In comparison, a staggered conformation is thus preferred; the larger groups would maintain the equatorial position and lower the energy of the entire molecule. This preference for the equatorial position among bulkier groups lowers the energy barriers between different conformations of the ring. When the molecule is activated, there will be a loss in entropy due to the stability of the larger substituents. Therefore, the preference of the equatorial positions by large molecules (such as a methyl group) inhibits the reactivity of the molecule and thus makes the molecule more stable as a whole.

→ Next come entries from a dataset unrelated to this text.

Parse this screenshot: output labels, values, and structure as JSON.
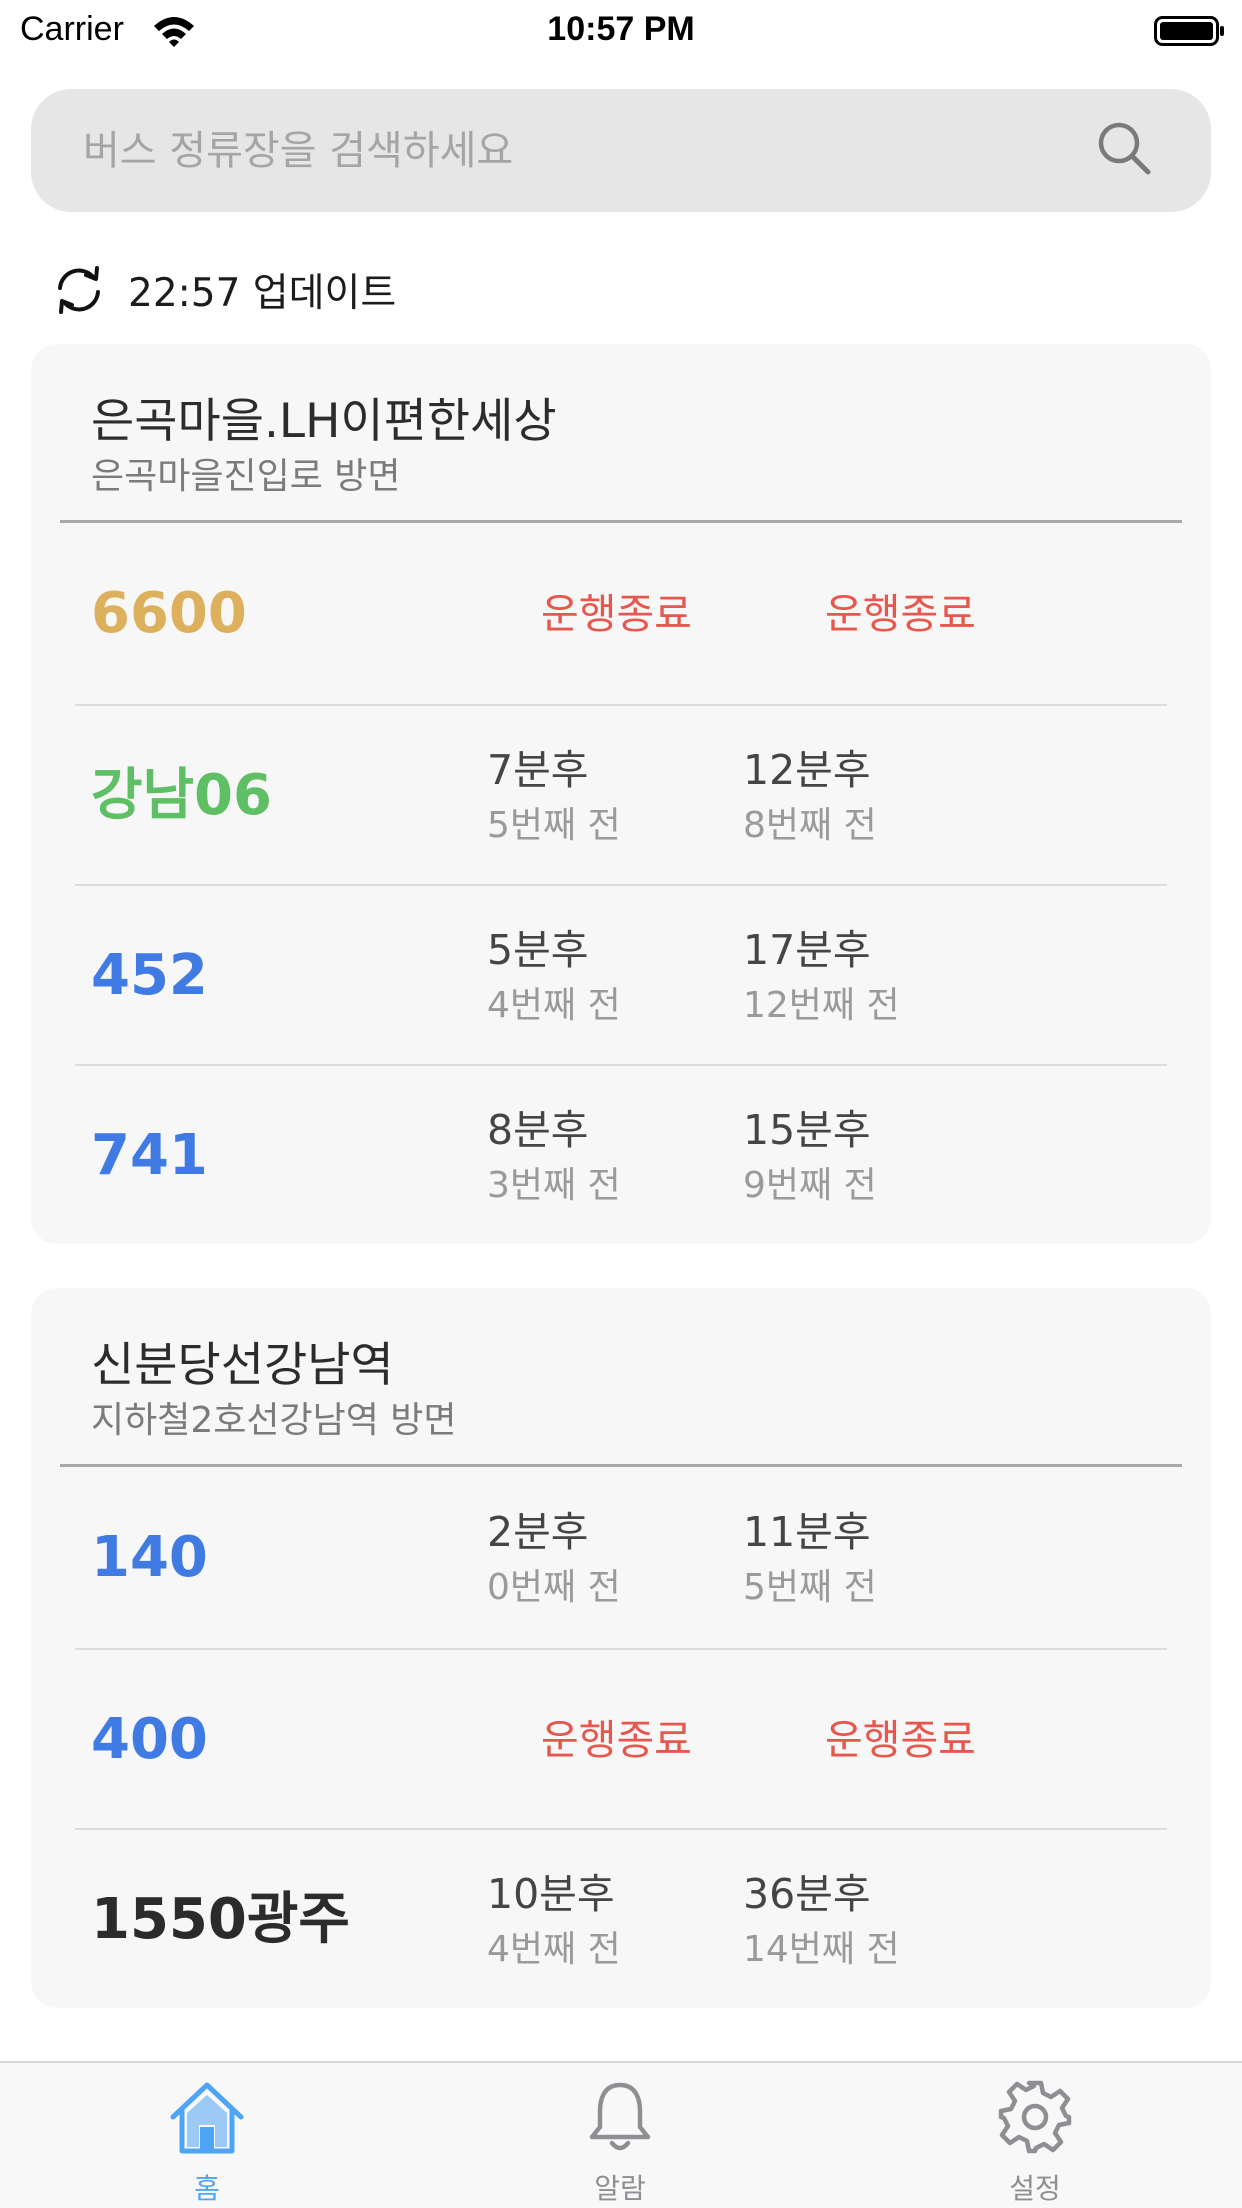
{
  "status_bar": {
    "carrier": "Carrier",
    "time": "10:57 PM"
  },
  "search": {
    "placeholder": "버스 정류장을 검색하세요",
    "value": ""
  },
  "update": {
    "text": "22:57 업데이트"
  },
  "stops": [
    {
      "name": "은곡마을.LH이편한세상",
      "direction": "은곡마을진입로 방면",
      "buses": [
        {
          "route": "6600",
          "color": "#dcb05d",
          "first": {
            "ended": "운행종료"
          },
          "second": {
            "ended": "운행종료"
          }
        },
        {
          "route": "강남06",
          "color": "#5fbf64",
          "first": {
            "min": "7분후",
            "stops": "5번째 전"
          },
          "second": {
            "min": "12분후",
            "stops": "8번째 전"
          }
        },
        {
          "route": "452",
          "color": "#3f7be3",
          "first": {
            "min": "5분후",
            "stops": "4번째 전"
          },
          "second": {
            "min": "17분후",
            "stops": "12번째 전"
          }
        },
        {
          "route": "741",
          "color": "#3f7be3",
          "first": {
            "min": "8분후",
            "stops": "3번째 전"
          },
          "second": {
            "min": "15분후",
            "stops": "9번째 전"
          }
        }
      ]
    },
    {
      "name": "신분당선강남역",
      "direction": "지하철2호선강남역 방면",
      "buses": [
        {
          "route": "140",
          "color": "#3f7be3",
          "first": {
            "min": "2분후",
            "stops": "0번째 전"
          },
          "second": {
            "min": "11분후",
            "stops": "5번째 전"
          }
        },
        {
          "route": "400",
          "color": "#3f7be3",
          "first": {
            "ended": "운행종료"
          },
          "second": {
            "ended": "운행종료"
          }
        },
        {
          "route": "1550광주",
          "color": "#2b2b2b",
          "first": {
            "min": "10분후",
            "stops": "4번째 전"
          },
          "second": {
            "min": "36분후",
            "stops": "14번째 전"
          }
        }
      ]
    }
  ],
  "tabs": [
    {
      "label": "홈",
      "icon": "home-icon",
      "active": true
    },
    {
      "label": "알람",
      "icon": "bell-icon",
      "active": false
    },
    {
      "label": "설정",
      "icon": "gear-icon",
      "active": false
    }
  ],
  "colors": {
    "accent": "#4ea4f5",
    "inactive": "#8e8e93",
    "ended": "#e8574d"
  }
}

== Effects on conformational equilibrium ==
Conformational equilibrium is the tendency to favor the conformation where cyclohexane is the most stable. This equilibrium depends on the interactions between the molecules in the compound and the solvent. Polarity and nonpolarity are the main factors in determining how well a solvent interacts with a compound. Cyclohexane is considered nonpolar, meaning that there is no electronegative difference between its bonds and its overall structure is symmetrical. Due to this, when cyclohexane is immersed in a polar solvent, it will have less solvent distribution, which signifies a poor interaction between the solvent and solute. This produces a limited catalytic effect. Moreover, when cyclohexane comes into contact with a nonpolar solvent, the solvent distribution is much greater, showing a strong interaction between the solvent and solute. This strong interaction yields a heighten catalytic effect.

==Heterocyclic analogs==
Heterocyclic analogs of cyclohexane are pervasive in sugars, piperidines, dioxanes, etc. They exist generally follow the trends seen for cyclohexane, i.e. the chair conformer being most stable. The axial–equatorial equilibria (A values) are however strongly affected by the replacement of a methylene by O or NH. Illustrative are the conformations of the glucosides. 1,2,4,5-Tetrathiane ((CH2S2)2) lacks the unfavorable 1,3-diaxial interactions of cyclohexane. Consequently, its twist-boat conformation is populated; in the corresponding tetramethyl structure, 3,3,6,6-tetramethyl-1,2,4,5-tetrathiane, the twist-boat conformation dominates.

== Historical background ==
In 1890, Hermann Sachse, a 28-year-old assistant in Berlin, published instructions for folding a piece of paper to represent two forms of cyclohexane he called symmetrical and asymmetrical (what we would now call chair and boat). He clearly understood that these forms had two positions for the hydrogen atoms (again, to use modern terminology, axial and equatorial), that two chairs would probably interconvert, and even how certain substituents might favor one of the chair forms (Sachse–Mohr theory). Because he expressed all this in mathematical language, few chemists of the time understood his arguments. He had several attempts at publishing these ideas, but none succeeded in capturing the imagination of chemists. His death in 1893 at the age of 31 meant his ideas sank into obscurity. It was only in 1918 that Ernst Mohr, based on the molecular structure of diamond that had recently been solved using the then very new technique of X-ray crystallography, was able to successfully argue that Sachse's chair was the pivotal motif. Derek Barton and Odd Hassel shared the 1969 Nobel Prize in Chemistry for work on the conformations of cyclohexane and various other molecules.

== Practical applications ==
Cyclohexane is the most stable of the cycloalkanes, due to the stability of adapting to its chair conformer. This conformer stability allows cyclohexane to be used as a standard in lab analyses. More specifically, cyclohexane is used as a standard for pharmaceutical reference in solvent analysis of pharmaceutical compounds and raw materials. This specific standard signifies that cyclohexane is used in quality analysis of food and beverages, pharmaceutical release testing, and pharmaceutical method development; these various methods test for purity, biosafety, and bioavailability of products. The stability of the chair conformer of cyclohexane gives the cycloalkane a versatile and important application when regarding the safety and properties of pharmaceuticals.